City of Wind é uma coprodução entre seis países, incluindo Portugal, onde o filme estreou nos cinemas em novembro com o título de O Jovem Xamã (no Brasil, ainda não há previsão de estreia). A história acompanha um adolescente (interpretado pelo estreante Tergel Bold-Erdene) que tenta conciliar a rotina de estudante do ensino médio com a responsabilidade de xamã, que se comunica com o mundo espiritual.

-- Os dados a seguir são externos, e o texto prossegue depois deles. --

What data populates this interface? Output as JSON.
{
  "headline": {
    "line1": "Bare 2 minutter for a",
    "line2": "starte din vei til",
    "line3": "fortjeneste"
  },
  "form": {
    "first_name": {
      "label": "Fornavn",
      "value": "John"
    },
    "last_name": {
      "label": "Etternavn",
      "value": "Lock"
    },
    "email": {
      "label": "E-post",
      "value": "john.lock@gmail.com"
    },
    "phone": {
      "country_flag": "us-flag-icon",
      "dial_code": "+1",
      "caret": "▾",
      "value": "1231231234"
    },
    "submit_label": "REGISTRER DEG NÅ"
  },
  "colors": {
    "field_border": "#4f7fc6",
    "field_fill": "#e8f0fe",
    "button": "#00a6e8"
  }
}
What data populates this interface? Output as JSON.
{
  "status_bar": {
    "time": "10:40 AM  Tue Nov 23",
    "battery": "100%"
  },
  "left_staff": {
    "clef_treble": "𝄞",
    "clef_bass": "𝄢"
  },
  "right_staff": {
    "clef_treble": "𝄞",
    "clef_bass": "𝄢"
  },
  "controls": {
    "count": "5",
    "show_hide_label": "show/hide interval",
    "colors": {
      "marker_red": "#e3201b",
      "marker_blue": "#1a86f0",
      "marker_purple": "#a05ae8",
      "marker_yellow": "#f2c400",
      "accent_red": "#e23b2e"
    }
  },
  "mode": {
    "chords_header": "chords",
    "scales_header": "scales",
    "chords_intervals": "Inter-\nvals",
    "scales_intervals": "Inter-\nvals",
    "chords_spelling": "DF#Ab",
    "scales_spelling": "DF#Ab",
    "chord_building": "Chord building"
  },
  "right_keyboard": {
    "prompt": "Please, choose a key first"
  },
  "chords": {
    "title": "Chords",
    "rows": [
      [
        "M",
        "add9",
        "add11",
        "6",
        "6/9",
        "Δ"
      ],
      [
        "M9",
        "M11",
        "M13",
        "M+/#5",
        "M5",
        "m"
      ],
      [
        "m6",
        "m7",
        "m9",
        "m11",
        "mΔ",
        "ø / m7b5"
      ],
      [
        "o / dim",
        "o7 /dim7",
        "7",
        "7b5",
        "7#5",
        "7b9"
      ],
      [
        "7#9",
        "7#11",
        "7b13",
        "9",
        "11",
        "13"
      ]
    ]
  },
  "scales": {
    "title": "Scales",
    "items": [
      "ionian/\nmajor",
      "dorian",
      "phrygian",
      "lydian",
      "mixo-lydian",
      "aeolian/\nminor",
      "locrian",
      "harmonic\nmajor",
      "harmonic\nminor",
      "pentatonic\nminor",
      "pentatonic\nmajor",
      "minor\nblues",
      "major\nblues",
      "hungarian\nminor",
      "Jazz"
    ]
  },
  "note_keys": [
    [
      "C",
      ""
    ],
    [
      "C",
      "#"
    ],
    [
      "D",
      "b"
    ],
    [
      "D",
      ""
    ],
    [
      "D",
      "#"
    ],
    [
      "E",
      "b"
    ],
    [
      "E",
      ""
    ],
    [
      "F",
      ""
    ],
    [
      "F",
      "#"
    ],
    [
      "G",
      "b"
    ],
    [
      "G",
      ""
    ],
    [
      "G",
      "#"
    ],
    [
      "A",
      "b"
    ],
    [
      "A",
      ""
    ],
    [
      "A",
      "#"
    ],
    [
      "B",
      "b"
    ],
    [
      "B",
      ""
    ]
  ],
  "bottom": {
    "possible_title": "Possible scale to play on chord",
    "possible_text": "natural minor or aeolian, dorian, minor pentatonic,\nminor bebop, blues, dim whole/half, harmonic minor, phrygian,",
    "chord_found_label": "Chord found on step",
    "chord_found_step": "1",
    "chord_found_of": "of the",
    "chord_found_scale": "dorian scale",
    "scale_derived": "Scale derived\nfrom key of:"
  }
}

“Queria mostrar a vida desse jovem por meio de cenas e encontros cotidianos que compõem um mosaico da vida mongol moderna”, afirmou a cineasta, em entrevista ao Mulher no Cinema

Dulmaa escolheu sua cidade natal como cenário, mas colocou o foco na região das yurt, como são chamadas as cabanas circulares que eram tradicionalmente utilizada por pastores mongóis nômades. “No cinema mongol, geralmente os distritos de yurt são retratados como pobres, atrasados e subdesenvolvidos”, disse a cineasta. “Com este filme, queria que o universo central fosse o distrito de yurt, e o centro da cidade fosse a margem.”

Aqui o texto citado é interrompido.